Met name leerlingen die opgroeien in gezinnen met weinig cultureel en intellectueel kapitaal hebben langer tijd nodig om hun potentie te verwezenlijken. Vroege selectie is in het voordeel van kinderen van hoogopgeleide ouders. Kinderen van laagopgeleide ouders worden door het huidige systeem van selectie stelselmatig achtergesteld.
4 Als leerlingen op een lager niveau worden geplaatst dan zij aankunnen, is dat een verspilling van talent.
Leerlingen die meer aankunnen dan hun adviesniveau moeten een langere weg doorlopen om later alsnog een diploma in het hoger onderwijs te behalen. Dit is inefficiënt en kost de samenleving geld.
5 Selectie in het onderwijs leidt tot concurrentie op de onderwijsmarkt, waarvan kinderen met hoogopgeleide ouders bovenmatig profiteren.
Door selectie in het onderwijs wordt het behalen van een hoge eindtoetsscore en een hoog schooladvies van groot belang voor de toekomst van kinderen. Vooral hoogopgeleide ouders kunnen hun economisch, cultureel en sociaal kapitaal inzetten om het hoogste niveau voor hun kinderen te verkrijgen.
6 In landen met latere selectie speelt het opleidingsniveau van ouders een kleinere rol in de schoolloopbaan van hun kind dan in Nederland.
Internationaal onderzoek laat zien dat systemen van late selectie kinderen met laagopgeleide ouders aanzienlijk meer kansen bieden op een succesvolle schoolcarrière dan landen met vroege selectie. Het gemiddelde prestatieniveau is in deze landen overigens niet lager.
7 Determinatie is slecht mogelijk, vanwege de grote overlap van niveaus.
Nederlands onderzoek laat zien dat er veel overlap is van de prestaties op de basisvakken van leerlingen in verschillende niveaus van het voortgezet onderwijs. Hoog presterende brugklasleerlingen in het vmbo presteren vaak even goed of hoger dan brugklasleerlingen havo of vwo. Door deze overlap is het niet evident welk niveau het best past bij een leerling.
8 Zowel een eindtoets als een meer subjectief basisschooladvies leiden tot ongewenste selectie-effecten.

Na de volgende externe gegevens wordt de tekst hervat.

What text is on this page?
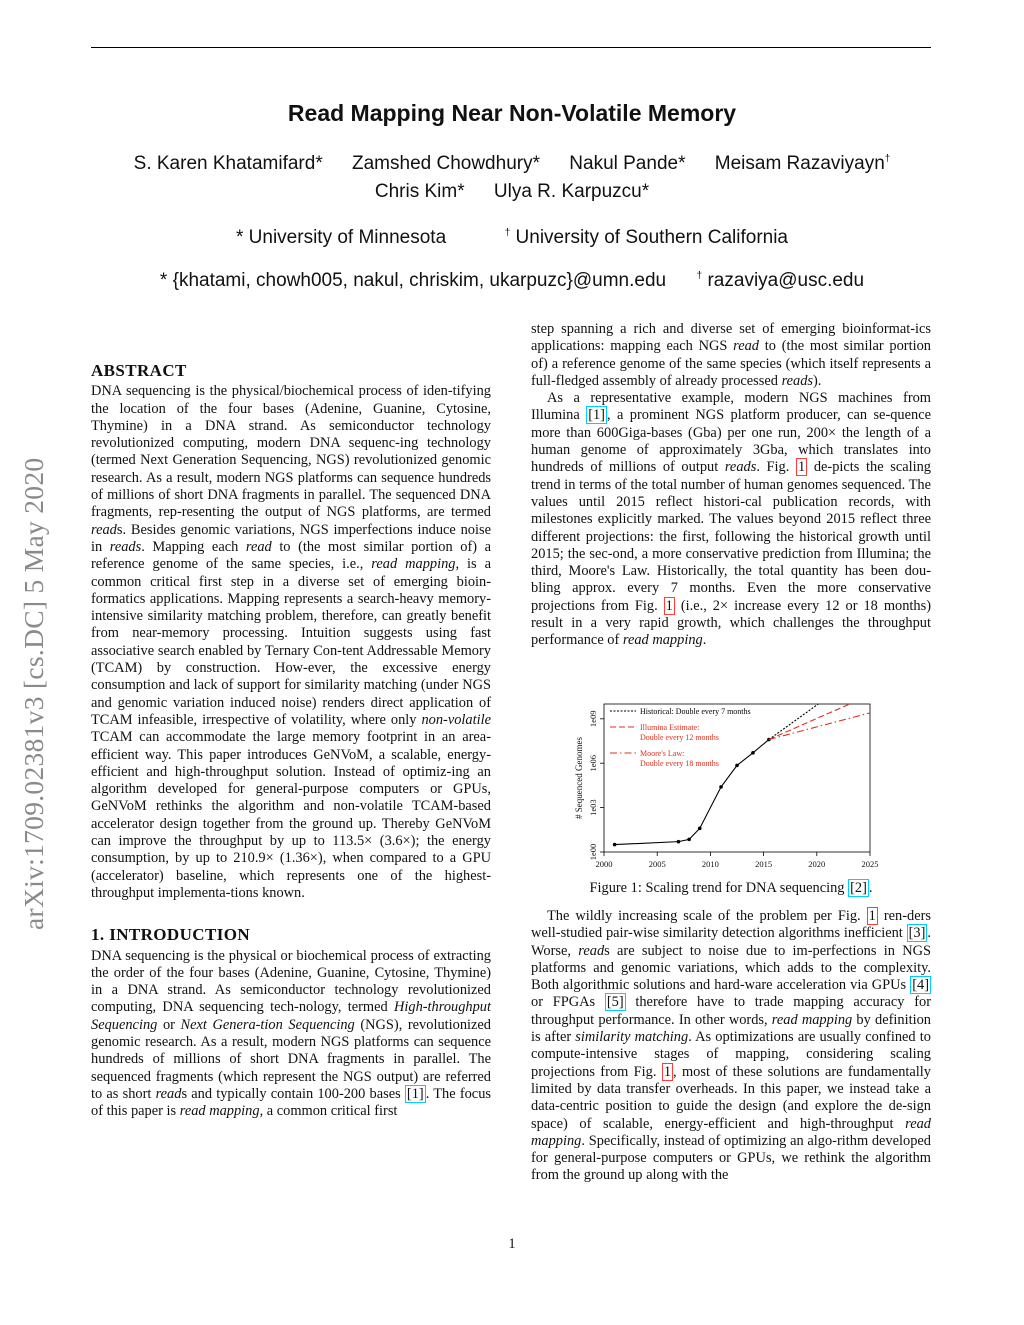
arXiv:1709.02381v3 [cs.DC] 5 May 2020
Read Mapping Near Non-Volatile Memory
S. Karen Khatamifard* Zamshed Chowdhury* Nakul Pande* Meisam Razaviyayn†
Chris Kim* Ulya R. Karpuzcu*
* University of Minnesota	† University of Southern California
* {khatami, chowh005, nakul, chriskim, ukarpuzc}@umn.edu	† razaviya@usc.edu
ABSTRACT

DNA sequencing is the physical/biochemical process of iden-tifying the location of the four bases (Adenine, Guanine, Cytosine, Thymine) in a DNA strand. As semiconductor technology revolutionized computing, modern DNA sequenc-ing technology (termed Next Generation Sequencing, NGS) revolutionized genomic research. As a result, modern NGS platforms can sequence hundreds of millions of short DNA fragments in parallel. The sequenced DNA fragments, rep-resenting the output of NGS platforms, are termed reads. Besides genomic variations, NGS imperfections induce noise in reads. Mapping each read to (the most similar portion of) a reference genome of the same species, i.e., read mapping, is a common critical first step in a diverse set of emerging bioin-formatics applications. Mapping represents a search-heavy memory-intensive similarity matching problem, therefore, can greatly benefit from near-memory processing. Intuition suggests using fast associative search enabled by Ternary Con-tent Addressable Memory (TCAM) by construction. How-ever, the excessive energy consumption and lack of support for similarity matching (under NGS and genomic variation induced noise) renders direct application of TCAM infeasible, irrespective of volatility, where only non-volatile TCAM can accommodate the large memory footprint in an area-efficient way. This paper introduces GeNVoM, a scalable, energy-efficient and high-throughput solution. Instead of optimiz-ing an algorithm developed for general-purpose computers or GPUs, GeNVoM rethinks the algorithm and non-volatile TCAM-based accelerator design together from the ground up. Thereby GeNVoM can improve the throughput by up to 113.5× (3.6×); the energy consumption, by up to 210.9× (1.36×), when compared to a GPU (accelerator) baseline, which represents one of the highest-throughput implementa-tions known.

1. INTRODUCTION

DNA sequencing is the physical or biochemical process of extracting the order of the four bases (Adenine, Guanine, Cytosine, Thymine) in a DNA strand. As semiconductor technology revolutionized computing, DNA sequencing tech-nology, termed High-throughput Sequencing or Next Genera-tion Sequencing (NGS), revolutionized genomic research. As a result, modern NGS platforms can sequence hundreds of millions of short DNA fragments in parallel. The sequenced fragments (which represent the NGS output) are referred to as short reads and typically contain 100-200 bases [1] . The focus of this paper is read mapping, a common critical first

step spanning a rich and diverse set of emerging bioinformat-ics applications: mapping each NGS read to (the most similar portion of) a reference genome of the same species (which itself represents a full-fledged assembly of already processed reads).

As a representative example, modern NGS machines from Illumina [1] , a prominent NGS platform producer, can se-quence more than 600Giga-bases (Gba) per one run, 200× the length of a human genome of approximately 3Gba, which translates into hundreds of millions of output reads. Fig. 1 de-picts the scaling trend in terms of the total number of human genomes sequenced. The values until 2015 reflect histori-cal publication records, with milestones explicitly marked. The values beyond 2015 reflect three different projections: the first, following the historical growth until 2015; the sec-ond, a more conservative prediction from Illumina; the third, Moore's Law. Historically, the total quantity has been dou-bling approx. every 7 months. Even the more conservative projections from Fig. 1 (i.e., 2× increase every 12 or 18 months) result in a very rapid growth, which challenges the throughput performance of read mapping.

2000	2005	2010	2015	2020	2025
1e00
1e03
1e06
1e09
# Sequenced Genomes
Historical: Double every 7 months
Illumina Estimate:
Double every 12 months
Moore's Law:
Double every 18 months
Figure 1: Scaling trend for DNA sequencing [2] .

The wildly increasing scale of the problem per Fig. 1 ren-ders well-studied pair-wise similarity detection algorithms inefficient [3] . Worse, reads are subject to noise due to im-perfections in NGS platforms and genomic variations, which adds to the complexity. Both algorithmic solutions and hard-ware acceleration via GPUs [4] or FPGAs [5] therefore have to trade mapping accuracy for throughput performance. In other words, read mapping by definition is after similarity matching. As optimizations are usually confined to compute-intensive stages of mapping, considering scaling projections from Fig. 1 , most of these solutions are fundamentally limited by data transfer overheads. In this paper, we instead take a data-centric position to guide the design (and explore the de-sign space) of scalable, energy-efficient and high-throughput read mapping. Specifically, instead of optimizing an algo-rithm developed for general-purpose computers or GPUs, we rethink the algorithm from the ground up along with the

1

Of er nu met een toets of advies wordt geselecteerd, de hierboven geschetste problemen blijven groot. Een eindtoets is wellicht minder subjectief en biedt kinderen met laagopgeleide ouders iets meer kansen, maar ook selectie op basis van een toets leidt tot ongewenste effecten.
9 Late selectie betekent niet dat kinderen niet meer worden uitgedaagd.
Late selectie hoeft niet te betekenen dat leerlingen met verschillende prestatieniveaus in heterogene brugklassen samenzitten. Middelbare scholen hebben de vrijheid om ook tussen klassen te differentiëren, zodat leerlingen met uiteenlopende prestatieniveaus verschillende vakken op verschillende niveaus kunnen volgen. Late selectie zorgt er wel voor dat er geen rigide indeling is van niveaus voor alle vakken en voorkomt dat leerlingen in sociale bubbels opgroeien. Bovendien zijn er talrijke mogelijkheden om ook in heterogene klassen uitdagend onderwijs voor alle leerlingen te bieden.
10 Late selectie legt de verantwoordelijkheid voor selectie en determinatie bij het voortgezet onderwijs.
Leraren in scholen voor voortgezet onderwijs zijn, veel beter dan basisschoolleraren, in staat om voor en met hun leerlingen te bepalen wat het best passende onderwijs voor leerlingen is. Met een flexibele inrichting van de onderbouw creëren we de mogelijkheid om veel meer leerlingen het onderwijs te bieden dat het best bij hun capaciteiten bast.
11 Late selectie is niet een maatregel die op korte termijn stelselbreed kan worden ingevoerd.
Tot slot, late selectie vraagt van scholen en leraren om zich goed voor te bereiden op het bieden van flexibel, gedifferentieerd en uitdagend onderwijs voor alle leerlingen. Zowel scholen als leraren hebben daarvoor tijd nodig. Ontwikkel daarom een middellange-termijnperspectief op selectie. Dit perspectief is nodig om de maatschappelijk ongewenste effecten van het huidige systeem van vroege selectie tegen te gaan. Andere landen, die deze stelselwijziging succesvol hebben ingevoerd, kunnen daarvoor als inspiratie dienen.